In January 2007, the engineering VP, and co founder who is a close friend of mine asked for help for some web features that the engineering team needed for testing their new product and for supporting the release of their new platform. The reply he got was that the business decided that his request was not a priority, and that his request would not be attended to until august 2008. He later found that the "business decision" was not made by people that that designed the products or brought revenue to the company but was made by the the team of the person who 3 years earlier set up the HR IT team. He also found that the things on the list above his request were evaluation of web configuration tool to standardize product data sheet representation on the web (the sales and marketing team did not ask for this), tuning the HR database to allow tracking of leave balance to the hour as opposed to half day periods (none of the managers had asked for this) , automating the mail room distribution , etc... To cut a long story short, in May of last year, the CEO dismantled the infrastructure team, out sourced the work to a company that specializes in implementation of business systems and web development.

Now the business decisions are made simple and transparently because only the "core" functions to the company have the ability to prioritize business needs.
There should be no hesitation in a business to tell a group what position they play. On a soccer team if everybody is a striker then the team loses.
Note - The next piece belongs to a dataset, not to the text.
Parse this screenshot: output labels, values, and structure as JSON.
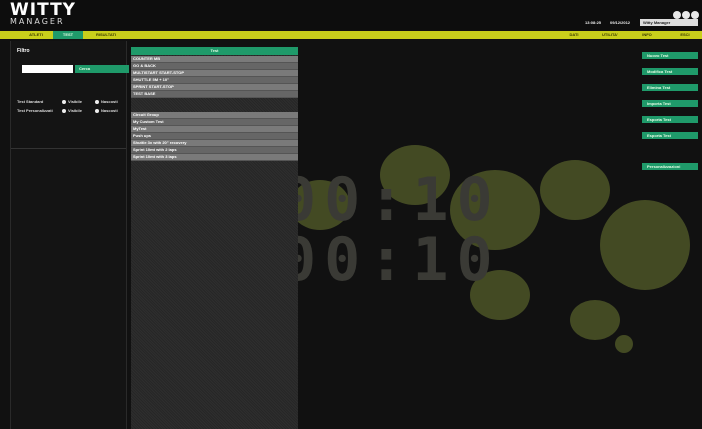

In world affairs too there are many examples of "solving Solutions". Many of the recent wars and regime changes have done little to help any of the people that were supposed to benefit. And in the current banking crises let us see what all the government and central bank "help" does. Does it "help" the economy or does it help the people who caused the problem. Time will tell....

3 comments:

Anonymous said...

Thanks for sharing your thoughts, Chandran. This is a great reminder on how important it is to remain focused on the core. I see how easy it is for administrative, support groups to deviate from the core and take a life of their own on redundant projects.

Anonymous said...

This was definitely interesting and would just like to add that it very much applies to personal life also.
How often a well meaning individual inadvertently sets of a storm in relationship by looking at a situation from one’s own point of view only – turning the “help” into a nightmare.
Am sure your musings will be richer if you do not restrict them to work related observations only.

Anonymous said...

It is great to read this kind of stories. Very well written!
Your analogy with the current fianancial crisis made me think. This is my consideration: Basically you wonder if the central banks/feds are saving the banks or the real economy. Well, I have the same doubt, even if I would not point the finger to the HR IT manager neither to the banks CEOs.
Where the actual responsability is? Was in your example the CEO fault that let the HR IT team to grow beyond the original goals (a pretty big mistake in terms of company resources, focus, mission, etc.) or was the HR IT team leader who occupied a room left empty by a weak CEO/management? Per your analogy, was the Fed/Congress that left unguarded a large portion of the public savings/finance world (Collaterals and hedge funds) or are the Hedge Funds and the "creative fianance" gurus that occupied a not regulated field?
Probably there is not a clear binary answer. The point I completely agree upon is: "There should be no hesitation in a business to tell a group what position they play".